La Chine au présent | 16.11.2015 16h32
Le chinois vit : une langue millénaire à l’ère d’Internet
星巴克 (xīn g bāk è), la traduction chinoise de Starbucks. (YU JIE)

Innover dans la tradition

Même ce que l'on croirait être les derniers bastions de la tradition linguistique, les proverbes et expressions fixes appelées chengyu, voire même les caractères chinois eux-mêmes, sont secoués par le vent frais de la modernité.

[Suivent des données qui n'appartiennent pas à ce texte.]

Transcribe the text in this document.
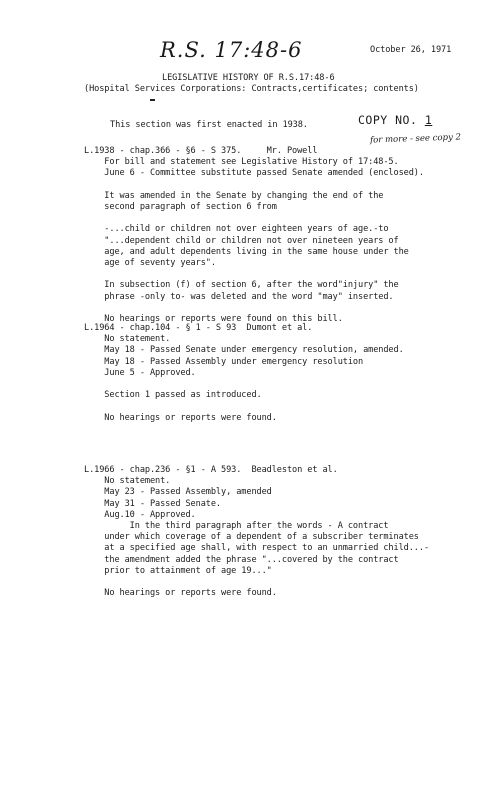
R.S. 17:48-6	October 26, 1971
LEGISLATIVE HISTORY OF R.S.17:48-6
(Hospital Services Corporations: Contracts,certificates; contents)
COPY NO. 1
for more - see copy 2
This section was first enacted in 1938.
L.1938 - chap.366 - §6 - S 375.     Mr. Powell
For bill and statement see Legislative History of 17:48-5.
June 6 - Committee substitute passed Senate amended (enclosed).

It was amended in the Senate by changing the end of the
second paragraph of section 6 from

-...child or children not over eighteen years of age.-to
"...dependent child or children not over nineteen years of
age, and adult dependents living in the same house under the
age of seventy years".

In subsection (f) of section 6, after the word"injury" the
phrase -only to- was deleted and the word "may" inserted.

No hearings or reports were found on this bill.
L.1964 - chap.104 - § 1 - S 93  Dumont et al.
No statement.
May 18 - Passed Senate under emergency resolution, amended.
May 18 - Passed Assembly under emergency resolution
June 5 - Approved.

Section 1 passed as introduced.

No hearings or reports were found.
L.1966 - chap.236 - §1 - A 593.  Beadleston et al.
No statement.
May 23 - Passed Assembly, amended
May 31 - Passed Senate.
Aug.10 - Approved.
In the third paragraph after the words - A contract
under which coverage of a dependent of a subscriber terminates
at a specified age shall, with respect to an unmarried child...-
the amendment added the phrase "...covered by the contract
prior to attainment of age 19..."

No hearings or reports were found.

Les chengyu sont des expressions classiques composées de quatre caractères, et donc autant de syllabes, qui résument au plus court des sagesses séculaires ou des anecdotes issues de la culture chinoise classique. Ces derniers temps, les internautes chinois se sont mis à inventer de nouvelles formes créatives pour ces expressions à quatre mots. Prenons par exemple l'expression 不明觉厉 (bùmíngjuélì) qui exprime en quatre signes le sens de la maxime 虽然不明白, 但是觉得很厉害 (suīrán bù míngbai, dànshì juéde hěn lìhai), qui peut se traduire par « sans rien y comprendre (à ce qui est fait ou dit), je trouve cela drôlement fort ». Selon le contexte, on peut comprendre ce chengyu d'internaute de deux façons différentes : soit il s'agit d'exprimer l'admiration respectueuse que l'on éprouve vis à vis des déclarations ou des actions d'un vrai expert en action (« Je ne comprends pas tout ce que tu fais mais j'admire ta maîtrise »). Mais il peut aussi s'agir de se moquer des déclarations ou des actions d'un expert autoproclamé (« Je ne sais pas ce que tu fais ni quel but tu poursuis, mais au moins tu l'exprimes de façon imagée »). Cette formule, dans la tradition des chengyu, définit précisément et avec concision une situation précise ou un sentiment particulier.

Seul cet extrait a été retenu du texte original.